Ben Around the World Diary – Day 115 – 1 June 2019

– ODO- 14763 – 14882km
– Location- Dimapur, Nagaland, India
– Weather- 28-35 Hot

The day began with a clear four lanes of smooth highway 37 winding through pristine rainforest. I felt a strong as I had all trip. With two cool days under low hung cloud I felt happy and confident and dreamed of entering the transcontinental race in a couple of years, fresh and fit off the back of my travels. The map took me from the highway for the first time in the week onto a deceavingly smooth side road. I spoke to some locals as I filled my water bottles and they told me to ride slow and watch out for elephants.

The smooth road surface didn’t last for long. As I reached the rougher road my rear wheel started making new noises. On a recent Cloudbase Mayhem (a paragliding podcast) they talked about TEM. Threat and error management. Something airline pilots used to catch issues before they become serious. When my first spoke broke back in Nepal and I found the tools I’d ditched along the way were now vital to replacing it, I tightened some surrounding spokes and rolled cautiously along. No more worrying sounds came from the wheel so I considered that I could carry for the full month to Lao where I could get spare parts. I ignored the threat. For the next 4 days riding I didn’t think much about my back wheel. The roads were smooth and fast and flat and I powered on with my headphones in.

Back to today and the smooth highway broke abruptly into rough graded stones with regular potholes and ramps. As I reached the bottom of each small valley the ground became muddy and broken from the rain that had been so cooling for the last couple of days. As I drive up and creeped down the hills I heard a sharp click from the wheel. Not the tell tale ping of a broken spoke but a sharp shifting of metal against metal. As I swung the bike side to side to build momentum for the climb the wheel began to rub on my rack on each leftward lean. The sounds got worse and worse until they were nearly constant with every turn.

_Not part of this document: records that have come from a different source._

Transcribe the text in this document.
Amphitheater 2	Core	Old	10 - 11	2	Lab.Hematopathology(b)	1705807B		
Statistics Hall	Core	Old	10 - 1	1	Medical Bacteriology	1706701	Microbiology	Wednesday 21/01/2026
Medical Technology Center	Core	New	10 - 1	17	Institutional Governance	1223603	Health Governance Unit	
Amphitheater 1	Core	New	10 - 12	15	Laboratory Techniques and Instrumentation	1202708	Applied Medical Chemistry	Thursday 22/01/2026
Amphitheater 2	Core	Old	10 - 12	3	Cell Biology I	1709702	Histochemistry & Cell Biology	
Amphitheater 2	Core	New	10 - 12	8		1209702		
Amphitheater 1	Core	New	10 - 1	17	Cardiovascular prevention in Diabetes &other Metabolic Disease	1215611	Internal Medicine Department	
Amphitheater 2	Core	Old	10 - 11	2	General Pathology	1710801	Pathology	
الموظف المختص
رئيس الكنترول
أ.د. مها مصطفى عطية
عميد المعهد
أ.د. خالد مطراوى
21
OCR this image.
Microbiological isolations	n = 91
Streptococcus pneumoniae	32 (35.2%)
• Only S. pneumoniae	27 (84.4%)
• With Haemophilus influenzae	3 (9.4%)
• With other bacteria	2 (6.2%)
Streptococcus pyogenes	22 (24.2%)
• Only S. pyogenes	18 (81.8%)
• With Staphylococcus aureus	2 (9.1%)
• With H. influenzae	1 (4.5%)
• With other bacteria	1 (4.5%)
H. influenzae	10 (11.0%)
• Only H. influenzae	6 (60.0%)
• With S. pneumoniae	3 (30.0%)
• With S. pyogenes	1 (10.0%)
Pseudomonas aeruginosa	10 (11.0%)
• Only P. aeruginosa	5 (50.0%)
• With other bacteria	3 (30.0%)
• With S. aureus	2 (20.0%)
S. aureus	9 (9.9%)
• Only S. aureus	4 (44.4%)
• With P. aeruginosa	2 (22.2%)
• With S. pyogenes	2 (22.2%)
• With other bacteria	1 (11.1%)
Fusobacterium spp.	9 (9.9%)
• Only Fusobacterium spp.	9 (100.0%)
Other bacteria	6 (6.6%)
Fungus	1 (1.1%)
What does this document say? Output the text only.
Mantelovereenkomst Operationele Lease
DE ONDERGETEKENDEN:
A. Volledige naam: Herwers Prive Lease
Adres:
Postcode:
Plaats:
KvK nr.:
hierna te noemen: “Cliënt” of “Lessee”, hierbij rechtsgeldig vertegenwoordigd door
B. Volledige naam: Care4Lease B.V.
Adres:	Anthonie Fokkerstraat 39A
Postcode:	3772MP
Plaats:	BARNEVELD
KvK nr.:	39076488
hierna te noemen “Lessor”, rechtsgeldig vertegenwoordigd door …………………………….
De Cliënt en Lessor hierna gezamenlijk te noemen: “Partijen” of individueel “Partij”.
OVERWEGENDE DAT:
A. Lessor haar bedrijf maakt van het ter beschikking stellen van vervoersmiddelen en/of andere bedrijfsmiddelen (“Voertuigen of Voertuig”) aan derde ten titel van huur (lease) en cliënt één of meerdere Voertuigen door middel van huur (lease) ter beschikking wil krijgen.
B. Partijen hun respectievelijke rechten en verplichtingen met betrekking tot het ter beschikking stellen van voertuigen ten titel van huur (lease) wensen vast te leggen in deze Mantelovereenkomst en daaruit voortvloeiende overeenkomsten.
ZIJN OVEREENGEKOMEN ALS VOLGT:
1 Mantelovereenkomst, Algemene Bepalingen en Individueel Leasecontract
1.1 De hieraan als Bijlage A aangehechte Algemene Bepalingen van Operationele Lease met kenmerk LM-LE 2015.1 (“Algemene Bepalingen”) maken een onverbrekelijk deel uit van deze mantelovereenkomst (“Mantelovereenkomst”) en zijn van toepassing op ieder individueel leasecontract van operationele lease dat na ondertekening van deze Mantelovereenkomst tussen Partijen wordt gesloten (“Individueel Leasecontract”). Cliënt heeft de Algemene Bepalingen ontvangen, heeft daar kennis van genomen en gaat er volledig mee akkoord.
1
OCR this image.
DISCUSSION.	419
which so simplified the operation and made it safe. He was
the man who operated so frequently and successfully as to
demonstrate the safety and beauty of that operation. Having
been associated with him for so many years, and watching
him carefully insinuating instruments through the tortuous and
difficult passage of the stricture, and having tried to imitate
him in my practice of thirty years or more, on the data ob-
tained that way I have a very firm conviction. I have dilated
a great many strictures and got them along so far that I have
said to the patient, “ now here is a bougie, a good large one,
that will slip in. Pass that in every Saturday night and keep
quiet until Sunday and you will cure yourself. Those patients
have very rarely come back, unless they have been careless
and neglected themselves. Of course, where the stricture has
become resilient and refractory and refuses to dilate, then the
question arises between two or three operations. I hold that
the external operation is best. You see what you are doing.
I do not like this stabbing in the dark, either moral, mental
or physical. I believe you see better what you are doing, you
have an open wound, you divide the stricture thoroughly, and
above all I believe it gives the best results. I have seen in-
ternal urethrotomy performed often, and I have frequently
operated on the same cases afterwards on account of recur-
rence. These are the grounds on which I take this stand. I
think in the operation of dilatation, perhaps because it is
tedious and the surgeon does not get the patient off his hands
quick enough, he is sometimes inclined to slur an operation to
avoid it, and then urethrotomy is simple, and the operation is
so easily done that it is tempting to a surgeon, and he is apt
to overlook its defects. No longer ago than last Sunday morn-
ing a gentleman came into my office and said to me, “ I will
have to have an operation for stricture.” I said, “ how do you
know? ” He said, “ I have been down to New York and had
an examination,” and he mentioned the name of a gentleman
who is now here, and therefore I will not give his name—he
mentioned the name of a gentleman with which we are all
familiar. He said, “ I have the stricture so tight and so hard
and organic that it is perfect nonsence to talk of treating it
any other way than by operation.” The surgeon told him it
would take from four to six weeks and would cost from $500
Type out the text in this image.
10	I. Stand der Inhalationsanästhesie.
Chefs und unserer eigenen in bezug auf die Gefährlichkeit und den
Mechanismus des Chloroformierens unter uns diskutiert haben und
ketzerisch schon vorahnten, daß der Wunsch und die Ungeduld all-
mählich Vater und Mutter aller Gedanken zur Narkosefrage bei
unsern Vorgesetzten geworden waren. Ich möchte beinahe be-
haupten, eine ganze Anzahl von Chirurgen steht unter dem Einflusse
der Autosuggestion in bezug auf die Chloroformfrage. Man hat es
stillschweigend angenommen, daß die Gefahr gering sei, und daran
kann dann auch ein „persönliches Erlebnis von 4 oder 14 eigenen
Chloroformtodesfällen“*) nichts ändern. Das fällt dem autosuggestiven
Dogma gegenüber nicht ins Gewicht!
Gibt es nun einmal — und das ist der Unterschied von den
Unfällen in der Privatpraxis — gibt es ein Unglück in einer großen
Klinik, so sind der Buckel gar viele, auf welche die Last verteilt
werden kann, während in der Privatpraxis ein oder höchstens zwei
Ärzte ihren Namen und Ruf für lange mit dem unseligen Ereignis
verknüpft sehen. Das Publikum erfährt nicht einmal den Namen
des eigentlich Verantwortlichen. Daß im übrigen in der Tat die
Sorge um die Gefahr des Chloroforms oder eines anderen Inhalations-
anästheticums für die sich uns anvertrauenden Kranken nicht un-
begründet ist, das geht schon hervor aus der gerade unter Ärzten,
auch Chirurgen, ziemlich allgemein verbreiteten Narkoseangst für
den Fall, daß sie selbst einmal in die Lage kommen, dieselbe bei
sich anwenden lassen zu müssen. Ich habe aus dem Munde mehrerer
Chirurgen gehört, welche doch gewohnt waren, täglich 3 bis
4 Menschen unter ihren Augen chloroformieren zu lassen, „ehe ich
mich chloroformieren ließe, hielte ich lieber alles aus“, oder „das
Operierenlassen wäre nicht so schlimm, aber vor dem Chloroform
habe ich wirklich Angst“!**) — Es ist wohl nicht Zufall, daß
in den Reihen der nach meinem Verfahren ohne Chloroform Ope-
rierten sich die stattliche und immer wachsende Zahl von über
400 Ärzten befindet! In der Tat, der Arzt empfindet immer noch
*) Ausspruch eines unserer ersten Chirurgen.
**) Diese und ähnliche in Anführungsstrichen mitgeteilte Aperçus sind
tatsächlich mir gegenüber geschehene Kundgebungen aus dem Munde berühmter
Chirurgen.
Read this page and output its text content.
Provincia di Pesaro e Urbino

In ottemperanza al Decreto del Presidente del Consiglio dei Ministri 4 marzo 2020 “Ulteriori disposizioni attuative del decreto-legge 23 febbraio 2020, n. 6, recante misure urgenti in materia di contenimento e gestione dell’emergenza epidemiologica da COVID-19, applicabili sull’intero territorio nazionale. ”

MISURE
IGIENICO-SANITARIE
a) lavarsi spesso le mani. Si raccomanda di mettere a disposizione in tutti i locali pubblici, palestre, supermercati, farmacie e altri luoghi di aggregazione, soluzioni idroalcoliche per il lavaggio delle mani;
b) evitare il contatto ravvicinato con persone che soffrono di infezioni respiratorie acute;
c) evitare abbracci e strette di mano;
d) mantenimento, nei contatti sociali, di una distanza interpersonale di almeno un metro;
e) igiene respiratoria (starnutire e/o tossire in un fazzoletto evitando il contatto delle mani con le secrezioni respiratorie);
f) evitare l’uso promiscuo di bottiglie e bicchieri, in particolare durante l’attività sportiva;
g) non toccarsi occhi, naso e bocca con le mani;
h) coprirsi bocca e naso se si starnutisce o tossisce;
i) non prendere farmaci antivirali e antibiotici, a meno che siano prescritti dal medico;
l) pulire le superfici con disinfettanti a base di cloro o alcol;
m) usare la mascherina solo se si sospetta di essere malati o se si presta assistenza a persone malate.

As the heat of the day built I was distracted. My gut swam with stress. My head with plan A B C… how can I get all the way to Lao if I can’t fix this wheel. With no internet connection or SIM card for this short stint in India I had no way to find a bike shop except the old fashioned way. First I had 20km of rough backroad to navigate. I wished for a Dhaba to appear so I could at least stop for lunch but my path only took me through village after village. I finally stopped about 2pm having eaten and dunk almost nothing all morning. I felt aweful. The stress mixed with the dehydration. I felt heat stroke coming on and all I could do was sit on the step outside the first shop I came to. I drank a cool litre of water and a Fanta from the fridge as my mind began to clear. I asked the owner of the shop for directions to the nearest cycle repair store.

As I got closer and closer to the centre of town the traffic built around me. Cars beeped and rickshaws edged me into the rough curb. Ever speed bump caused my back wheel to shoat and complain some more. The first cycle shop I found had only single speed bikes. The second didn’t do repairs. The son of the owner let me know and pointed me down the road. The final seemed more promising. Inside there were several bikes with Shimano branded components. I sat in the air conditioning and waited my turn.

The older mechanic came down to look at my wheel. His wife translated my issue as I removed the bags and took out the spare spokes I had. He pulled off the wheel and lead me upstairs. Sitting on low stools he dropped the sprocket tool into the lock ring and careful laid the chain whip around teeth to stop it spinning as he turned. With one pull on an adjustable wrench he had it removed. Then we threaded my spare into the hole. It was much too short. My spares were for a previous wheel. With 24 not 36 spokes. In the rush to leave I’d eyed them uk by never checked if they would fit.

Luckily in a loose pile of parts he found one that would fit. I sighed and he carefully trued the wheel on and rusty truing stand. Spinning it back and forward slowely, feeling for the resistance. After five minutes he was done and began re inflating the tube. I thanked him and donated my useless spare spokes to him. Refitting the wheel and adding my bags I thanked him profusely. He didn’t even charge me for his time however much I insisted. As I rolled towards the train station in search of the hotels I’d spotted on my way in I felt fully drained. The dehydration, worry and near heat stroke sapped all my energy.

Tomorrow I have to climb 1700m on a highway that’s reportedly as rough as the back roads that damaged my wheel in the first place. The issues not gone away, I think that the rim itself is cracked enough that the whole wheel warps under the twisting strain I put it under. There’s not much more I can do though. I’ll have to nurse it to Laos by my own steam or by bus if it collapses into a shower of spokes.